Now that the NYE champagne has been emptied and your resolution resolve is already dissolving faster than an Alka-Seltzer, let’s look forward to 2012 and identify some steps for planning your brand’s social program calendar. At a high level, we want to assess a) the business objective(s) for the year, b) what those objective(s) translate into for social, c) the programs that we’ve run in the past, d) which of those programs were wildly successful or abominable failures, ande) how do we leverage those learnings in our proposed 2012 social programs calendar to accomplish the ends that we’ve set forth in a. Assuming you have a perfectly accurate picture of your brand’s last 12- to 24-months in social (tip: you don’t.) and you already know where you want to take the brand in the next 12- to 24-months, then you’ll only have to spend your time on step e, the actual program concepting. But if you don’t have a-d taken care of, you are setting your brand up for another year of possible wins, likely losses, and mediocrity in 2012. Best to start at the beginning then.
- Business Objective(s): What is your brand looking to accomplish in 2012? Are we expanding into a new market? Are we launching new products? Business objectives at this level tend to fall into only several categories - Awareness, Revenue, Engagement, Acquisition, Traffic (digital or foot) - and you can drill down into program-level objectives from there. We put the ‘s’ of ‘Objective(s)’ in parenthesis because we want to emphasize a focused approach, but there will no doubt be a few secondary objectives.

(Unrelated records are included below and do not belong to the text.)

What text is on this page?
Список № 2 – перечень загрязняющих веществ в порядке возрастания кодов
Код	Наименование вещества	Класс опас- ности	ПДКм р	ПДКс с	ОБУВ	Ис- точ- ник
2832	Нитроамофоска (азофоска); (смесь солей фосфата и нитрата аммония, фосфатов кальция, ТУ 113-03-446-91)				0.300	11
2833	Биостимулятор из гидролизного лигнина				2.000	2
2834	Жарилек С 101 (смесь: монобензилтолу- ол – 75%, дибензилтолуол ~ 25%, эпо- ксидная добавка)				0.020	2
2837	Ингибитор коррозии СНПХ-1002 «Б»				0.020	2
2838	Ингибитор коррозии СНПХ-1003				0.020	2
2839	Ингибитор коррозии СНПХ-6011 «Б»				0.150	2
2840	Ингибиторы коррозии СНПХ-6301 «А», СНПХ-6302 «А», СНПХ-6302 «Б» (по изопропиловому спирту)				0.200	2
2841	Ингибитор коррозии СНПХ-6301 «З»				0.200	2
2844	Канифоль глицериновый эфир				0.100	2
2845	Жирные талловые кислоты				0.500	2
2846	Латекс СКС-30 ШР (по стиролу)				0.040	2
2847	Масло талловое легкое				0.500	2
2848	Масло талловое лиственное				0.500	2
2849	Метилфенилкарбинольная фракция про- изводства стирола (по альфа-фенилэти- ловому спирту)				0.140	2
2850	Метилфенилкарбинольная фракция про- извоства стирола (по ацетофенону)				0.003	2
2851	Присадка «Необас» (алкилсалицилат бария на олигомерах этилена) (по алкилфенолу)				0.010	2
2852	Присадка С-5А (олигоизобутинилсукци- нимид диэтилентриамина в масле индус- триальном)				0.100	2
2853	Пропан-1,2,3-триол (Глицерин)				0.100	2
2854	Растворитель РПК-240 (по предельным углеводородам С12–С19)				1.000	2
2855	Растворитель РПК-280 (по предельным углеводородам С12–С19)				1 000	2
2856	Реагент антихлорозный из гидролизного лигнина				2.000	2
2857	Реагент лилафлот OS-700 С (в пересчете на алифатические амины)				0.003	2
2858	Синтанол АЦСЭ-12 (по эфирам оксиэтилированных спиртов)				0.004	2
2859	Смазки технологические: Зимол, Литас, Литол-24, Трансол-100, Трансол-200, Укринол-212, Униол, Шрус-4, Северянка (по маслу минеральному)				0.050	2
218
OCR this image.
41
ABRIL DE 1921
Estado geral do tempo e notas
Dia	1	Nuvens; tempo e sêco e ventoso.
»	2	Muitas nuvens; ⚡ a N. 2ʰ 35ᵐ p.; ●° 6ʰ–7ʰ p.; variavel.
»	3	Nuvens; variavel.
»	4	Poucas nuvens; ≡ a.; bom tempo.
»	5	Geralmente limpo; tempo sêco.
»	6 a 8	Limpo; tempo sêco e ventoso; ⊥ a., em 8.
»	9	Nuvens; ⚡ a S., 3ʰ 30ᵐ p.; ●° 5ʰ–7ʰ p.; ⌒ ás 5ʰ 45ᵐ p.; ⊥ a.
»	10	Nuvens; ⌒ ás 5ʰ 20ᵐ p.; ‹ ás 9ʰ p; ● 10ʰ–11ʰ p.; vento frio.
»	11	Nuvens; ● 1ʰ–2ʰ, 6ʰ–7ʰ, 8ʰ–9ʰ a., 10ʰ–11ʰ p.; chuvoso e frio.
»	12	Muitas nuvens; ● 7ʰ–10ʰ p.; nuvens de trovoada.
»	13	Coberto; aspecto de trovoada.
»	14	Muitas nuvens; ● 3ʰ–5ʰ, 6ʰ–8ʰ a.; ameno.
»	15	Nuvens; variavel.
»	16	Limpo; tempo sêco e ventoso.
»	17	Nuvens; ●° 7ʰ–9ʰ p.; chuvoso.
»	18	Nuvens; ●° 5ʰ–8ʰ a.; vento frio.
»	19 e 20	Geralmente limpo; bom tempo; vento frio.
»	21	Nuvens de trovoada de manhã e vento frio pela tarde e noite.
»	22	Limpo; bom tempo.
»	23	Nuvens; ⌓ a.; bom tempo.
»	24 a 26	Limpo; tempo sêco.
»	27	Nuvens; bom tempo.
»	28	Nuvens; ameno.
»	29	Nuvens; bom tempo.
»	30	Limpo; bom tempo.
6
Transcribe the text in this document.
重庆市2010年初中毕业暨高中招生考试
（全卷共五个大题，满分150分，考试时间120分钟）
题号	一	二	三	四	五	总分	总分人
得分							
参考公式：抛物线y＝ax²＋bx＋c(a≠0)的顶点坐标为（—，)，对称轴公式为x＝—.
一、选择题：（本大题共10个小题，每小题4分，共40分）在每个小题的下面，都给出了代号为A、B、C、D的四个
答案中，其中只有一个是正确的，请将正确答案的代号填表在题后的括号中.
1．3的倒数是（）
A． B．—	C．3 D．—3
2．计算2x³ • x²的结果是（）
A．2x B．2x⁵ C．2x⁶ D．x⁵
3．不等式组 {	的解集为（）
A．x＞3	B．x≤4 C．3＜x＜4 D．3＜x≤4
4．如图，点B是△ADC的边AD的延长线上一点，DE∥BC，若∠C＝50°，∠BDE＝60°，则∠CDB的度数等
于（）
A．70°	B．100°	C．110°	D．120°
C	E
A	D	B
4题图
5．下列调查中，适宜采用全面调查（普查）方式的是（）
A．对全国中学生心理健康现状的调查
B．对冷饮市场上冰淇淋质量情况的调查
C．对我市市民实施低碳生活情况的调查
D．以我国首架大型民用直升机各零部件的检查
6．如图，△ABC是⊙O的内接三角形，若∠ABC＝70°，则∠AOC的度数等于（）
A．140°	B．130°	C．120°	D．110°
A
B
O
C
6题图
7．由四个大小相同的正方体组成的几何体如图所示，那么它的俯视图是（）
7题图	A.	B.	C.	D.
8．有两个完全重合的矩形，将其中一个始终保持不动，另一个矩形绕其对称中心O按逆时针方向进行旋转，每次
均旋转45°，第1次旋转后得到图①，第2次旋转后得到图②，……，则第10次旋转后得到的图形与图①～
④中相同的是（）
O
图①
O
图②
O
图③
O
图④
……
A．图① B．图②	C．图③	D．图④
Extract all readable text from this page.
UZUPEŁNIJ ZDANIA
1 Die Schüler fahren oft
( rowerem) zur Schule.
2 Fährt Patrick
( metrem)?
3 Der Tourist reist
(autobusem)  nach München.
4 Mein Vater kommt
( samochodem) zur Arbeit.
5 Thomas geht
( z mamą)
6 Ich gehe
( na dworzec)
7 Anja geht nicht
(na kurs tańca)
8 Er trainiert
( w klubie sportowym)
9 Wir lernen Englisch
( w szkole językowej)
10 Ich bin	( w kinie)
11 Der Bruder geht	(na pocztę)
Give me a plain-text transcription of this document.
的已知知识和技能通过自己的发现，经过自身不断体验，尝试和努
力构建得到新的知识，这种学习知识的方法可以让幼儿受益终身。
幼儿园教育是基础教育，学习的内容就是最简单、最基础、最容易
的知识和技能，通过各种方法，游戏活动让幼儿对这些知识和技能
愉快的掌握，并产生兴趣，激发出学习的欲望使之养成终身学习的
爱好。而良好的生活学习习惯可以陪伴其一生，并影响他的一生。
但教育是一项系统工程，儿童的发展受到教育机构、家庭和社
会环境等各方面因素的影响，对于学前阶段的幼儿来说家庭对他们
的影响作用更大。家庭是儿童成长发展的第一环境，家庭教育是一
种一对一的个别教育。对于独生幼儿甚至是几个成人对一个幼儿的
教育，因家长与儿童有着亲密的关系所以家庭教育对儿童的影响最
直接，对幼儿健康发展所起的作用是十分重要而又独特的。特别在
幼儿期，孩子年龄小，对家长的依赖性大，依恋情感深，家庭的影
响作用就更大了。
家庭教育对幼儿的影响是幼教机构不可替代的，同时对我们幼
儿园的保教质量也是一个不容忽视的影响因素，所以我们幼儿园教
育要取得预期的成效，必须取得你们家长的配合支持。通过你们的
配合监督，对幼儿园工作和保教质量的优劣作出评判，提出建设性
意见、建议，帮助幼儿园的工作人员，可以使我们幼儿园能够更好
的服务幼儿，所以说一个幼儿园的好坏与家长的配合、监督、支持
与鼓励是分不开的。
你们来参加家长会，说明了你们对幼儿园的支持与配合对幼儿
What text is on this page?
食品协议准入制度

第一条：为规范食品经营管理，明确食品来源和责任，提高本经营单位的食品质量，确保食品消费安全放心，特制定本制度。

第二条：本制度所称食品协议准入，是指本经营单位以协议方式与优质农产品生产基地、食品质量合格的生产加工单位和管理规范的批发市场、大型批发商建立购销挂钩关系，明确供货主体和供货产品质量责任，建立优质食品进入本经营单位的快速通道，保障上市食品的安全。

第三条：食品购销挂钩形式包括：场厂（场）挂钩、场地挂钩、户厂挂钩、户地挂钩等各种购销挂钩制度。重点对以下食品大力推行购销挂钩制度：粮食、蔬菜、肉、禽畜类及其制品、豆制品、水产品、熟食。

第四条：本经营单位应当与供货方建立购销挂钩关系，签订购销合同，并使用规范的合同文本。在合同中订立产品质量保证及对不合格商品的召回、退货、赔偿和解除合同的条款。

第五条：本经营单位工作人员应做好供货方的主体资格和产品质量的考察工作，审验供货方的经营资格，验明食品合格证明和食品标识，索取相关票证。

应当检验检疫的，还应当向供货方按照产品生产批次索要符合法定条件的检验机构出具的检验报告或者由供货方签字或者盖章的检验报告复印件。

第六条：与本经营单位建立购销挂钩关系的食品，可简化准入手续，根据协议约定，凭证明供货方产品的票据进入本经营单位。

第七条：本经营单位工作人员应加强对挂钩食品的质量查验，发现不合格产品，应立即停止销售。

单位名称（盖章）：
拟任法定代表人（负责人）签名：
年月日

- How Objective(s) Translate to Social: Now that we’ve decided on our objective(s), determine how they translate into social. What does it mean that, more than anything in 2012, we want to ‘drive revenue?’ In that case, your social objectives may be to 1) get more consumers into your conversion funnel via social channels, 2) increase the average order value (AOV) via social channels, and/or 3) increase the number of opportunities for a social consumer to be exposed to your product or service. These social ‘translations’ of the objective(s) will help to crystalize the over-arching action items for the year.
- Past Social Programs: Take the major (and perhaps minor) initiatives in social for the last year or two, categorize them, and build your social program database. Make this database as thorough as necessary (try to lean towards ‘As Thorough As Possible’), attempting to get a complete picture of your brand’s experience in social over the last 12 to 24. If you have aunified interface for analyzing all of your social programs, fantastic; otherwise, you’ll have to manually compile and aggregate XLS data into a master set. Then, Approach//Solution//Results works well as a framework when compiling a slide deck of program snapshots. Having both the master social program database and the slide deck will set you up nicely for analyzing what worked and what didn’t.
- Wild Successes and Abominable Failures: Now, with that program database, analyze your KPIs based on the previous business objectives for the brand in social. This is when your Excel junkies (aka analysts) really come in handy – hopefully you’ve treated them well all year. Which programs were similar, and how did they perform program-over-program (POP)? Did your optimizations work, or were they ‘floptimizations’ (or did we continue to do the same thing over and over again expecting different results)? Take the highlights and lowlights, determine the ‘whys’ and the ‘why nots’, and with the now-updated social program master slide deck you’ll be fully armed to begin the actual concepting of your 2012 social programs.
- Use Program Analysis for Concept Calendar: And now for the fun part. Begin your program concepting, and sculpt a social program calendar based on those objectives we identified in a. For this, we use a framework called Program Identity Design (PID), which results in a PID Map – a fully-developed and packaged-up program concept that can be distributed to the entire team, from CMO down to the individual engineers, so that the purpose of the program is crystal clear across the business units. From here, you can plug several PID Maps into your social program calendar and know that what you’ve developed has integrity with your objectives and the overall direction of the business.
The above framework can take a few days, a week, a month, or longer, depending on your brand, rigor, and desired results. The take-away, though, is to not start at the end and simply throw a few concepts together in a slide deck; start at the beginning (that is, after all, usually the best place to start), so that your program concepts have integrity across your entire business. Anything else is just making the same old donuts.